Verbatim 6 : « on continue à s’ouvrir à des nouveaux réseaux. On y fait des rencontres, c’est toujours intéressant. La participation à ces réseaux fait partie de notre culture ».
38En résumé, les motivations des entrepreneurs à devenir membres d’un club d’entreprises rejoignent celles de ceux fréquentant un espace collaboratif : ce n’est pas le réseau en lui-même qui est déterminant mais plutôt sa capacité à générer des relations, autrement dit à créer des lieux de dialogue permettant de rencontrer de nouvelles personnes pour générer de nouvelles idées. Au centre de cette mise en réseau, on retrouve l’animateur :
La figure de l’animateur
40Les animateurs, communément désignés comme « têtes de réseau » pour les clubs ou « concierges » pour les espaces collaboratifs, incarnent cette conscience organisatrice. Il leur incombe la responsabilité de fédérer les membres autour d’un projet et de valeurs. Leur fonction rejoint celle des community managers. Ils peuvent aussi être amenés à sélectionner les membres et exercent en ce sens un contrôle sur la constitution du réseau pour lequel ils doivent être en mesure d’identifier les besoins et de mettre en relation :
Verbatim 8 : « l’animatrice permet de faire les connexions entre les gens finalement. Parce qu’elle sait ce que fait tout le monde, et donc c’est le point de relais ».
42En d’autres termes, ils génèrent de la proximité organisée, c’est-à-dire la capacité qu’offre une organisation de faire interagir ses membres, car la proximité géographique seule ne suffit pas : être implanté sur un même territoire ou fréquenter le même espace physique ne suffit pas pour se connaître et se reconnaître. Regrouper les entreprises sur un territoire ou un lieu ne fonctionne pas systématiquement, l’enjeu est davantage de réussir à rassembler ces acteurs et créer du collectif. L’animateur du club ou du tiers-lieu facilite les interactions en son sein.
Verbatim 9 : « il connaît tout le monde. Si tu veux, tu as un centre névralgique qui est lui et qui fait que ce réseau peut exister, se développer, etc. ».
44Il limite en ce sens les trous structuraux c’est-à-dire les espaces vides entre deux relations dans un groupe.

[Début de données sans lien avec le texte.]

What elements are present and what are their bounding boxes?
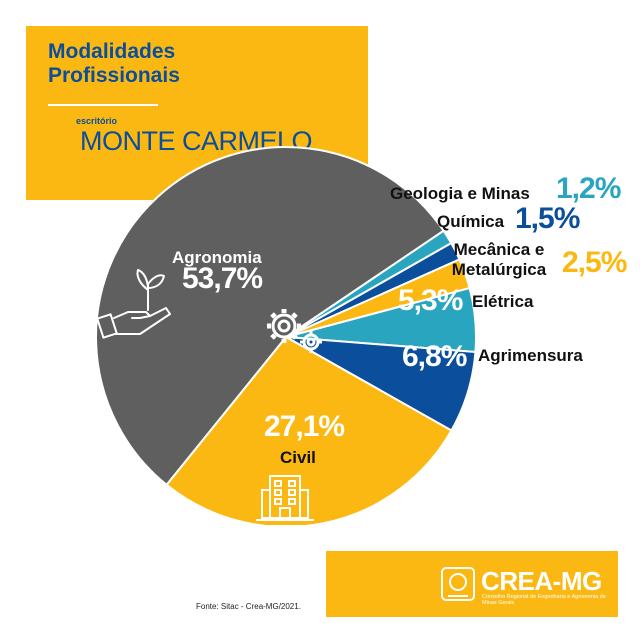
building-icon [252, 475, 318, 527]
title-divider [48, 104, 158, 106]
logo-box [326, 551, 618, 617]
value-agronomia: 53,7% [182, 262, 263, 295]
value-agrimensura: 6,8% [402, 340, 467, 373]
logo-title: CREA-MG [481, 566, 602, 596]
label-geologia: Geologia e Minas [390, 184, 530, 203]
label-civil: Civil [280, 448, 316, 467]
value-geologia: 1,2% [556, 172, 621, 205]
source-note: Fonte: Sitac - Crea-MG/2021. [196, 602, 301, 611]
office-label: escritório [76, 116, 118, 126]
gears-icon [267, 309, 322, 353]
value-civil: 27,1% [264, 410, 345, 443]
title-line-2: Profissionais [48, 64, 180, 87]
label-agronomia: Agronomia [172, 248, 262, 267]
value-quimica: 1,5% [515, 202, 580, 235]
value-eletrica: 5,3% [398, 284, 463, 317]
logo-subtitle: Conselho Regional de Engenharia e Agrono… [482, 594, 606, 606]
title-line-1: Modalidades [48, 40, 176, 63]
hand-plant-icon [96, 269, 171, 339]
pie-slice-agronomia [95, 146, 445, 487]
crea-seal-icon [441, 567, 475, 601]
label-mecanica: Mecânica e Metalúrgica [451, 240, 547, 279]
value-mecanica: 2,5% [562, 246, 627, 279]
label-agrimensura: Agrimensura [478, 346, 583, 365]
label-quimica: Química [437, 212, 505, 231]
label-eletrica: Elétrica [472, 292, 534, 311]
pie-slice-civil [165, 335, 453, 528]
pie-slices [95, 146, 477, 528]
page-title: Modalidades Profissionais [48, 40, 180, 88]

Verbatim 10 : « le réseau animé par le département est un très bon réseau. Son responsable est quelqu’un qui rapproche les gens » ; « il nous a accompagnés pour aller chercher des aides financières de la part du Conseil Départemental, des aides à l’embauche pour nos premiers consultants ».
46L’animateur, concierge ou tête de réseau, ne se contente pas de favoriser les liens entre les membres, c’est aussi un acteur connecté à l’extérieur, notamment avec l’écosystème local :
Verbatim 11 : « il connaît des gens qui ont travaillé dans notre milieu, il a pu nous mettre en relation facilement » ; « il te dit ‘attends je connais untel, on l’appelle, et on l’a fait des dizaines et des dizaines de fois. Au final en deux ou trois coups de fil, tu as fait tes ponts, et tu te retrouves à avoir quelqu’un au téléphone qui est à Paris ou qui est à Boston ».

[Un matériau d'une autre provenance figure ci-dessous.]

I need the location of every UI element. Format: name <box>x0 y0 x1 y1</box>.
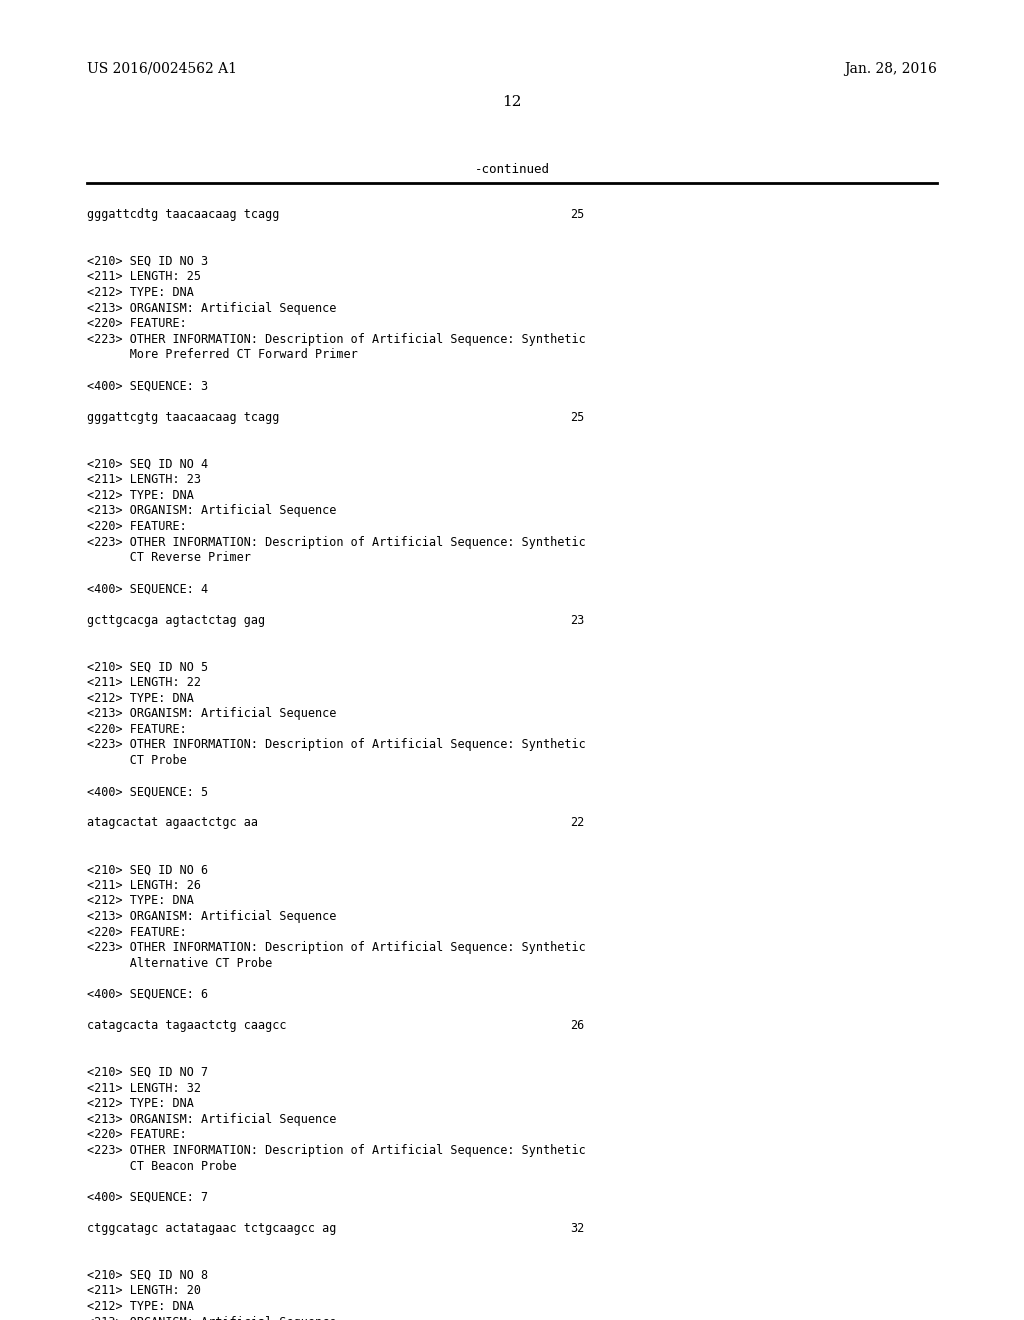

48Il assure donc un double rôle d’intermédiation en interne et en externe, ce qui confirme les propos de Brown (2017, p. 1) à propos de l’ouverture des espaces de co-working à l’extérieur : « les bénéfices du co-working dépassent le périmètre des membres […] les liens s’établissent facilement entre les co-workers et les communautés locales (habitants, entreprises) ».

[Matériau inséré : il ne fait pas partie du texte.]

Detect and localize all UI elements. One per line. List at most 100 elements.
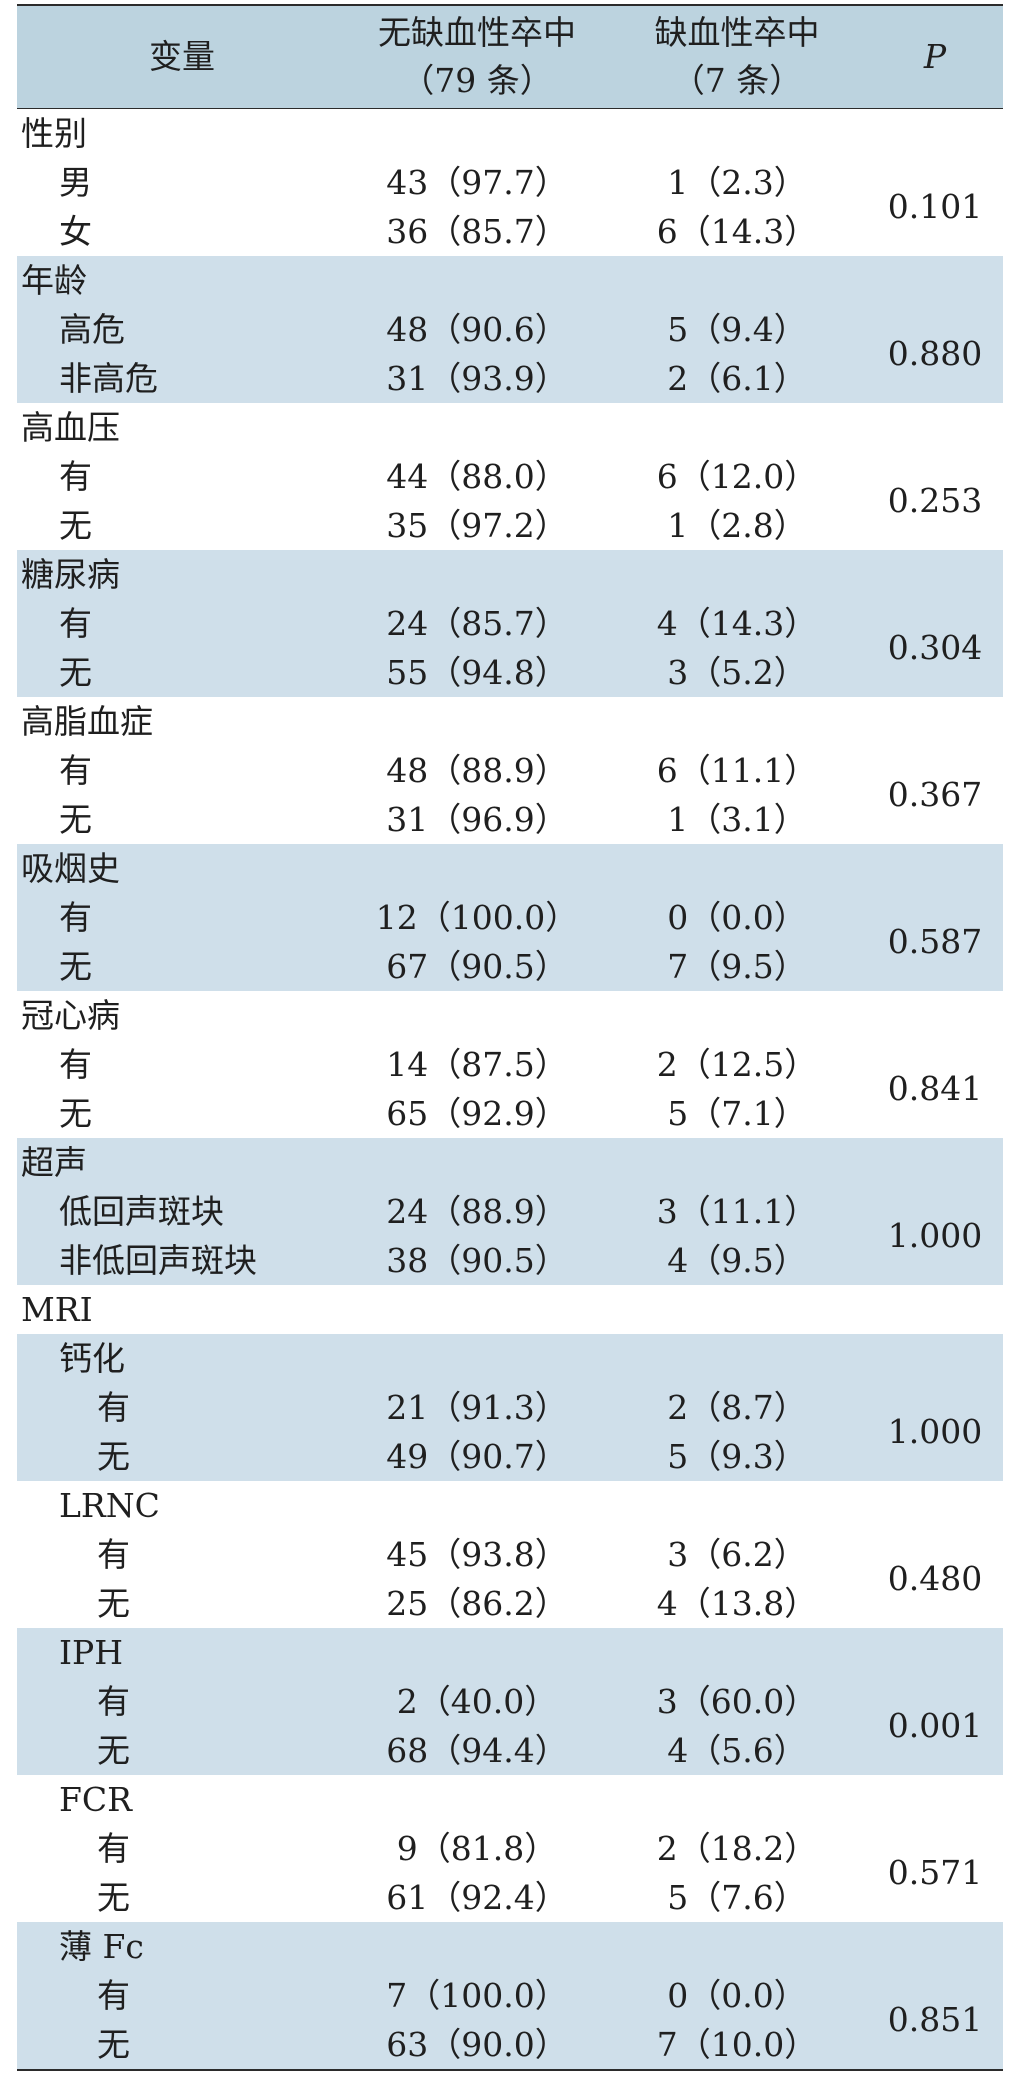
table-row: 无 25（86.2） 4（13.8） [17, 1579, 1003, 1628]
table-row: 有 24（85.7） 4（14.3） [17, 599, 1003, 648]
stroke-count: 1（2.8） [667, 506, 807, 545]
group-title-row: 薄 Fc [17, 1922, 1003, 1971]
p-value: 0.841 [887, 1069, 983, 1108]
p-value: 0.367 [887, 775, 983, 814]
table-group: 高脂血症有 48（88.9） 6（11.1） 无 31（96.9） 1（3.1） 0.367 [17, 697, 1003, 844]
no-stroke-count: 35（97.2） [386, 506, 568, 545]
row-label: 高危 [59, 310, 125, 349]
no-stroke-count: 31（93.9） [386, 359, 568, 398]
group-title: 钙化 [59, 1339, 125, 1378]
stroke-count: 4（9.5） [667, 1241, 807, 1280]
no-stroke-count: 12（100.0） [375, 898, 579, 937]
row-label: 无 [97, 1584, 130, 1623]
stroke-count: 3（11.1） [656, 1192, 818, 1231]
table-row: 无 65（92.9） 5（7.1） [17, 1089, 1003, 1138]
stroke-count: 1（2.3） [667, 163, 807, 202]
table-row: 无 61（92.4） 5（7.6） [17, 1873, 1003, 1922]
table-group: LRNC 有 45（93.8） 3（6.2） 无 25（86.2） 4（13.8） 0.480 [17, 1481, 1003, 1628]
table-row: 有 2（40.0） 3（60.0） [17, 1677, 1003, 1726]
group-title: 年龄 [21, 261, 87, 300]
stroke-count: 0（0.0） [667, 1976, 807, 2015]
row-label: 无 [97, 2025, 130, 2064]
stroke-count: 3（5.2） [667, 653, 807, 692]
header-p: P [867, 6, 1003, 108]
row-label: 有 [59, 751, 92, 790]
table-row: 有 45（93.8） 3（6.2） [17, 1530, 1003, 1579]
header-no-stroke: 无缺血性卒中 （79 条） [347, 6, 607, 108]
header-p-label: P [923, 37, 947, 76]
group-title-row: 高血压 [17, 403, 1003, 452]
group-title-row: IPH [17, 1628, 1003, 1677]
table-row: 非高危 31（93.9） 2（6.1） [17, 354, 1003, 403]
header-variable: 变量 [17, 6, 347, 108]
header-no-stroke-line1: 无缺血性卒中 [378, 13, 576, 52]
row-label: 无 [59, 653, 92, 692]
table-row: 女 36（85.7） 6（14.3） [17, 207, 1003, 256]
row-label: 非低回声斑块 [59, 1241, 257, 1280]
stroke-count: 1（3.1） [667, 800, 807, 839]
group-title: 薄 Fc [59, 1927, 144, 1966]
row-label: 无 [59, 506, 92, 545]
table-row: 男 43（97.7） 1（2.3） [17, 158, 1003, 207]
group-title-row: 冠心病 [17, 991, 1003, 1040]
no-stroke-count: 48（88.9） [386, 751, 568, 790]
stroke-count: 6（11.1） [656, 751, 818, 790]
table-row: 有 7（100.0） 0（0.0） [17, 1971, 1003, 2020]
no-stroke-count: 45（93.8） [386, 1535, 568, 1574]
stroke-count: 5（7.6） [667, 1878, 807, 1917]
table-row: 非低回声斑块 38（90.5） 4（9.5） [17, 1236, 1003, 1285]
table-group: FCR 有 9（81.8） 2（18.2） 无 61（92.4） 5（7.6） 0.571 [17, 1775, 1003, 1922]
p-value: 0.880 [887, 334, 983, 373]
table-row: 无 63（90.0） 7（10.0） [17, 2020, 1003, 2069]
no-stroke-count: 49（90.7） [386, 1437, 568, 1476]
stroke-count: 2（12.5） [656, 1045, 818, 1084]
table-group: 吸烟史有 12（100.0） 0（0.0） 无 67（90.5） 7（9.5） 0.587 [17, 844, 1003, 991]
row-label: 无 [59, 800, 92, 839]
group-title-row: 吸烟史 [17, 844, 1003, 893]
table-body: 性别男 43（97.7） 1（2.3） 女 36（85.7） 6（14.3） 0.101 年龄… [17, 109, 1003, 2069]
group-title-row: 年龄 [17, 256, 1003, 305]
no-stroke-count: 24（85.7） [386, 604, 568, 643]
no-stroke-count: 2（40.0） [396, 1682, 558, 1721]
table-group: 糖尿病有 24（85.7） 4（14.3） 无 55（94.8） 3（5.2） 0.304 [17, 550, 1003, 697]
no-stroke-count: 65（92.9） [386, 1094, 568, 1133]
table-group: 性别男 43（97.7） 1（2.3） 女 36（85.7） 6（14.3） 0.101 [17, 109, 1003, 256]
no-stroke-count: 36（85.7） [386, 212, 568, 251]
table-group: 超声 低回声斑块 24（88.9） 3（11.1） 非低回声斑块 38（90.5） 4（9.… [17, 1138, 1003, 1285]
table-row: 有 12（100.0） 0（0.0） [17, 893, 1003, 942]
stroke-count: 5（9.4） [667, 310, 807, 349]
row-label: 男 [59, 163, 92, 202]
stroke-count: 6（14.3） [656, 212, 818, 251]
group-title: 高血压 [21, 408, 120, 447]
header-stroke-line1: 缺血性卒中 [654, 13, 820, 52]
group-title: 冠心病 [21, 996, 120, 1035]
table-group: 冠心病有 14（87.5） 2（12.5） 无 65（92.9） 5（7.1） 0.841 [17, 991, 1003, 1138]
p-value: 0.101 [887, 187, 983, 226]
stroke-count: 4（14.3） [656, 604, 818, 643]
row-label: 女 [59, 212, 92, 251]
group-title: 超声 [21, 1143, 87, 1182]
top-rule [17, 4, 1003, 6]
p-value: 0.304 [887, 628, 983, 667]
stroke-count: 0（0.0） [667, 898, 807, 937]
header-stroke: 缺血性卒中 （7 条） [607, 6, 867, 108]
no-stroke-count: 9（81.8） [396, 1829, 558, 1868]
group-title: 吸烟史 [21, 849, 120, 888]
table-group: 钙化有 21（91.3） 2（8.7） 无 49（90.7） 5（9.3） 1.000 [17, 1334, 1003, 1481]
row-label: 有 [59, 1045, 92, 1084]
bottom-rule [17, 2069, 1003, 2071]
table-row: 无 49（90.7） 5（9.3） [17, 1432, 1003, 1481]
row-label: 无 [59, 1094, 92, 1133]
table-group: 高血压有 44（88.0） 6（12.0） 无 35（97.2） 1（2.8） 0.253 [17, 403, 1003, 550]
table-row: 有 9（81.8） 2（18.2） [17, 1824, 1003, 1873]
group-title: MRI [21, 1290, 93, 1329]
no-stroke-count: 43（97.7） [386, 163, 568, 202]
comparison-table: 变量 无缺血性卒中 （79 条） 缺血性卒中 （7 条） P 性别男 43（97.… [17, 4, 1003, 2071]
stroke-count: 2（8.7） [667, 1388, 807, 1427]
stroke-count: 6（12.0） [656, 457, 818, 496]
row-label: 有 [59, 604, 92, 643]
no-stroke-count: 68（94.4） [386, 1731, 568, 1770]
p-value: 0.001 [887, 1706, 983, 1745]
table-row: 无 68（94.4） 4（5.6） [17, 1726, 1003, 1775]
row-label: 有 [97, 1682, 130, 1721]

Des objets à la frontière de l’action publique
49L’imbrication avec l’action publique, tant pour les espaces collaboratifs que pour les clubs et réseaux d’entreprises, apparaît comme un élément central de leur fonctionnement. Dans de nombreux cas, les pouvoirs publics locaux soutiennent, voire sont à l’origine de ces initiatives (cf. Encadré 2).
Encadré 2 – Des collectivités qui s’investissent dans les clubs et les espaces collaboratifs de travail
50Si ces exemples illustrent l’implication des collectivités auprès des clubs et des tiers-lieux de travail, ils montrent également leur ambition de participer aux dynamiques économiques locales en soutenant ces dispositifs d’incitation à la collaboration.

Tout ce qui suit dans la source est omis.